Quels sont donc les besoins actuels de l’Impact? « J’ai besoin d’un défenseur central, d’un milieu, et d’un attaquant. » Bref, c’est toute la colonne vertébrale de l’équipe que Garde désire renforcer. Le nouveau pilote montréalais déplore encore la blessure qui n’a pas guéri de Kyle Fischer. « Au milieu, j’aimerais bien un autre box-to-box, un autre Saphir! » Et pour ce qui est de l’attaque, pas de noms mentionnés, mais on semble en quête d’un profil qui serait différent de ceux de Jackson-Hamel et Mancosu. 

 

« En janvier, ce n’est pas facile d’aller chercher des joueurs, car les clubs sont réticents à les laisser aller. En juin, la situation change avec les joueurs qui n’ont plus qu’un an à leur contrat. » Bref, l’incertitude plane quant à la date d’arrivée des renforts souhaités. « Ça pourrait être maintenant ou en été. On verra comment ça se passe dans les premiers matchs. »

 

« J'ai pris beaucoup de maturité depuis 2 ans »
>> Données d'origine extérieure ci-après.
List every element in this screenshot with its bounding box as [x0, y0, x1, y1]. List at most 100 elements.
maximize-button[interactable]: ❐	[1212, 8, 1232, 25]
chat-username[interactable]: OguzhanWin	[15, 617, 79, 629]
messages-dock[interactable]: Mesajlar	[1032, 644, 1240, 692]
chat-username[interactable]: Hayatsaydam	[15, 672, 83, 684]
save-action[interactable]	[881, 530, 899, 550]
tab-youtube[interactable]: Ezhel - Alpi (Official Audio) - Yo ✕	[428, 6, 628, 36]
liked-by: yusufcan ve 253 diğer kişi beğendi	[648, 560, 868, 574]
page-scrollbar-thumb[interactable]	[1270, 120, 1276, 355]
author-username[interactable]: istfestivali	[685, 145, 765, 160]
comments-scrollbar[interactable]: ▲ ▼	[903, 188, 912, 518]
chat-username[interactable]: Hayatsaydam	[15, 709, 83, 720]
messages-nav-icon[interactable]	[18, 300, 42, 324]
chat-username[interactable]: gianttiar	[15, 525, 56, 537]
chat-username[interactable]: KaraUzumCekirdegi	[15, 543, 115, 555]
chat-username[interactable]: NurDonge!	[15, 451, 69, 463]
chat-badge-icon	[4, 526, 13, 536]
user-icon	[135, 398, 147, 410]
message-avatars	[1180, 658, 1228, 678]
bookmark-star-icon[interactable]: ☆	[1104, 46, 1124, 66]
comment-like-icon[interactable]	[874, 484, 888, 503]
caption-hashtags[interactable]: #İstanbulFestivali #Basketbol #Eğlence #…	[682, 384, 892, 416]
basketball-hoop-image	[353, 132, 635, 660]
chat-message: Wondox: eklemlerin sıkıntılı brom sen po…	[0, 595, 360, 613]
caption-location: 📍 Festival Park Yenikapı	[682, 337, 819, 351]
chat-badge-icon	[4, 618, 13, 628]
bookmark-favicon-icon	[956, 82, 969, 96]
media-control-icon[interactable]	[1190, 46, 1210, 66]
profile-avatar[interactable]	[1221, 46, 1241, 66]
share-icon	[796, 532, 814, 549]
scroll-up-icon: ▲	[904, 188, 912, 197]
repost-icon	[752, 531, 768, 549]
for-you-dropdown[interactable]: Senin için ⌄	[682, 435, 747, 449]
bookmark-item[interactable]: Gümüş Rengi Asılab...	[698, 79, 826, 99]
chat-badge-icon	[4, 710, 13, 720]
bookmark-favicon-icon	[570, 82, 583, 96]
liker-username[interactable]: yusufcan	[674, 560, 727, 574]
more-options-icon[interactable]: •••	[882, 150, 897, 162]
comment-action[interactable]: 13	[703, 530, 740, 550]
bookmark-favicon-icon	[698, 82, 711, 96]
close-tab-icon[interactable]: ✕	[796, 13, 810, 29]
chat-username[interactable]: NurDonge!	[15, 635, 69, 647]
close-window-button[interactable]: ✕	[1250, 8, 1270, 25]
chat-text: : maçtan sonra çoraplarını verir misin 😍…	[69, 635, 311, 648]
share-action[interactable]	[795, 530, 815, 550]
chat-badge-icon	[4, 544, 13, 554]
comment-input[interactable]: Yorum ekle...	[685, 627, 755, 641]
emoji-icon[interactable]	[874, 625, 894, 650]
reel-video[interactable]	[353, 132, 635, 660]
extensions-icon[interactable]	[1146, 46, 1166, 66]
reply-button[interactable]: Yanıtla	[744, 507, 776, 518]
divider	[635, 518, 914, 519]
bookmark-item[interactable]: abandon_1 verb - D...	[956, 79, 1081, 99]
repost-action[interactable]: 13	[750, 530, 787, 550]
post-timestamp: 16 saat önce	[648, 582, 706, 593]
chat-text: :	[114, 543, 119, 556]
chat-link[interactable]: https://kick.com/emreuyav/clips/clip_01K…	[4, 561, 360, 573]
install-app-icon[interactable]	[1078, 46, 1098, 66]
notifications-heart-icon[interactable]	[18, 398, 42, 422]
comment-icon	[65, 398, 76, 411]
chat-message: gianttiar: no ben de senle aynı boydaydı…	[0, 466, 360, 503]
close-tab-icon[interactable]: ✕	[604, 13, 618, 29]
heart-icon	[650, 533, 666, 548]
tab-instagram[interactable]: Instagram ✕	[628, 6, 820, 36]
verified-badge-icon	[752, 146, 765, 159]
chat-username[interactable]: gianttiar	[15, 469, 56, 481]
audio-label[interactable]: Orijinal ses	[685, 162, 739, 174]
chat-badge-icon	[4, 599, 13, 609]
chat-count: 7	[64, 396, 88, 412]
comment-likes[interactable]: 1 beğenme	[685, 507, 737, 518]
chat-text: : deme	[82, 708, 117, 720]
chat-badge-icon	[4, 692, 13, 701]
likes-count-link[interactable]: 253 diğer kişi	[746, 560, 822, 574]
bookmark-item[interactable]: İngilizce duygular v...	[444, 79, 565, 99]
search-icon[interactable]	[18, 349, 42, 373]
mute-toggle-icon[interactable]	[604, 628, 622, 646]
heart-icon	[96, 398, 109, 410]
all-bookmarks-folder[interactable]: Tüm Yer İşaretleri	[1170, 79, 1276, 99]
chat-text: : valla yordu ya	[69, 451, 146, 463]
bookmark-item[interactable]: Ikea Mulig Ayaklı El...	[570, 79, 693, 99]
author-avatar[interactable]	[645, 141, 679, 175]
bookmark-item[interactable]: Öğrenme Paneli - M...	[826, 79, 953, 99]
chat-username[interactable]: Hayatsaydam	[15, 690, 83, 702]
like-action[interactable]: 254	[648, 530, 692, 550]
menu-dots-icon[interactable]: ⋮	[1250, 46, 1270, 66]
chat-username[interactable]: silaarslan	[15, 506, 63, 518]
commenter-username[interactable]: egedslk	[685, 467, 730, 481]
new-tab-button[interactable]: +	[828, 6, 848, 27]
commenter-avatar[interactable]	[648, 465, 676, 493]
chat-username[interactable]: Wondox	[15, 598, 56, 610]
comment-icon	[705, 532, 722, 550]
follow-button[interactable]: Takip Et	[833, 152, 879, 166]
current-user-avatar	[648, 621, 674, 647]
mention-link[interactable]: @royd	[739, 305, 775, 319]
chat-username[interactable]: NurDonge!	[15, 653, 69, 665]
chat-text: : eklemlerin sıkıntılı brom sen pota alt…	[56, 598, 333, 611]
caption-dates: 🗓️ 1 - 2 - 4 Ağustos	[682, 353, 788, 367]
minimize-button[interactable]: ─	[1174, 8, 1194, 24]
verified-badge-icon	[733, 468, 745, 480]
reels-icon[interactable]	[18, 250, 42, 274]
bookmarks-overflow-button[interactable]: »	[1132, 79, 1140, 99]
De nombreux dossiers à gérer et une nouvelle ligue avec laquelle faire connaissance. Garde ne manque pas de pain sur la planche. « C’est vrai que j’ai passé beaucoup de temps à regarder des joueurs qui m’intéressaient et un peu moins à analyser des matchs de MLS. J’étais à la finale entre Toronto et Seattle. J’ai été déçu de la performance offerte pas les Sounders. De ce que j’ai vu dans les matchs, les joueurs courent beaucoup, ils ont envie, mais ça va souvent dans tous les sens. On va essayer d’organiser. » 

 

Beau projet. Or, le nouvel entraîneur montréalais ne semble pas effrayé par l’ampleur de la tâche. Et pas question de se reposer pour le moment: « Quand je travaille, j’arrive à rester vraiment concentré sur mon projet. Je peux faire un an, deux ans, ça va. Mais après trois ans à Lyon, j’étais brûlé. Je voyais ma femme partir avec les enfants en vacances. Moi, je repartais sur une préparation. Déjà, ça m’avait affecté alors que j’étais joueur. Je suis très famille. J’aime aussi la vie sociale. Après trois ans à l’OL, j’étais fier de ce qu’on avait fait, mais j’avais besoin de me ressourcer, de faire le break. Sauf qu’après six mois, l’envie revient rapidement… »

 

Tiens, une envie qui revient rapidement... Ça va faire seulement trois mois qu'ils n'ont pas vu leur équipe jouer, mais les partisans de l'Impact devraient partager ce sentiment. Comme les échéances approchent, pour Garde et ces mêmes partisans, le match contre Las Vegas sera la première occasion de voir où on en est avec le chantier.